Armi rubate in caserma e destinate alla Scu: presi in 3. Il basista è un impiegato civile della Forestale

LECCE- Il basista era un impiegato civile del Corpo Forestale dello Stato: è lui, secondo le indagini, che ha dato ai ladri di armi le informazioni precise per rubare le pistole mitragliatrici dalla Caserma della forestale di San Cataldo. Armi potenti e destinate alla Scu.
Tre persone sono state arrestate dai Carabinieri del reparto Operativo e del Nucleo investigativo di Lecce. Ma l’impulso alle indagini lo ha dato un carabiniere fuori dal servizio, originario di Roh (Milano), in vacanza nel Salento. La sera del 13 luglio scorso notò una Fiat Panda sospetta, che passava ripetutamente nei pressi della caserma del corpo forestale della marina leccese di San Cataldo. Il militare annotò il numero di targa. Quando, il giorno dopo, seppe del furto, allertò i colleghi leccesi.

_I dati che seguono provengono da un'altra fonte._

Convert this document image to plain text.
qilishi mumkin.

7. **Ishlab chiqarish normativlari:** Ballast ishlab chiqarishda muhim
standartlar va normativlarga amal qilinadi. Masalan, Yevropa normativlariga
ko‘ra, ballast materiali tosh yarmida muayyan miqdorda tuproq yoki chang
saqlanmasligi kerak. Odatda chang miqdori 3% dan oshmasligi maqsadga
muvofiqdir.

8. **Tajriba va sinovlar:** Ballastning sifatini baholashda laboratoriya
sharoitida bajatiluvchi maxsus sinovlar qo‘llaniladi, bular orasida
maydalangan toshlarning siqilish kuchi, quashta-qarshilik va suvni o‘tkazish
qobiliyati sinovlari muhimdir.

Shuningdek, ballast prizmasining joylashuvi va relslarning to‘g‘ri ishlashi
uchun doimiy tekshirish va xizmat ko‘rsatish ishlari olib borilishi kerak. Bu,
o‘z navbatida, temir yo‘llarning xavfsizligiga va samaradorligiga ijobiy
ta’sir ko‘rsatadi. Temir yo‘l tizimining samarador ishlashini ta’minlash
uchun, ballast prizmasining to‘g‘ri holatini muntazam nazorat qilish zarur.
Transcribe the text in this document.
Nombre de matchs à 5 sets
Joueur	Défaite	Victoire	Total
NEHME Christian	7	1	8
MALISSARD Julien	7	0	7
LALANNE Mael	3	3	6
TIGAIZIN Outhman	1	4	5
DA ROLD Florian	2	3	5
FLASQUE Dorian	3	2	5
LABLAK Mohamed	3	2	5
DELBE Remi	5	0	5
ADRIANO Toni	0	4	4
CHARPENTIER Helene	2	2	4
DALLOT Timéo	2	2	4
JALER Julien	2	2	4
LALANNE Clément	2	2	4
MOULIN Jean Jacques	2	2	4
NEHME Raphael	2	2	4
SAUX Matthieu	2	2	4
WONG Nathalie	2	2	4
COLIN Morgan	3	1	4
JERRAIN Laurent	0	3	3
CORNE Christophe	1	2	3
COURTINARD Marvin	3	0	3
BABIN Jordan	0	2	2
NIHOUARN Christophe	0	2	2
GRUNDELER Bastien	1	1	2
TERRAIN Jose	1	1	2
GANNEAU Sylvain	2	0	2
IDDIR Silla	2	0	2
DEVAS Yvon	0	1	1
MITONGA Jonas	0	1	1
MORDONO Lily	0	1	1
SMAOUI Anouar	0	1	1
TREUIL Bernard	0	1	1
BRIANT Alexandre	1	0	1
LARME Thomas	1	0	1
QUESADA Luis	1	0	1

L’auto era intestata alla compagna di Antonio Boris Arcati, 34enne di Leverano. E da lì sono partite le intercettazioni. Le conversazioni erano tra Arcati, Angelo Buccarella, 44enne di Porto Cesareo ed Ermanno Bianco, 41enne di Porto Cesareo. Quest’ultimo è l’impiegato civile della forestale di San Cataldo. Le loro parole non lasciavano spazio ad equivoci: parlavano delle armi e della possibile vendita al clan Tornese di Monteroni.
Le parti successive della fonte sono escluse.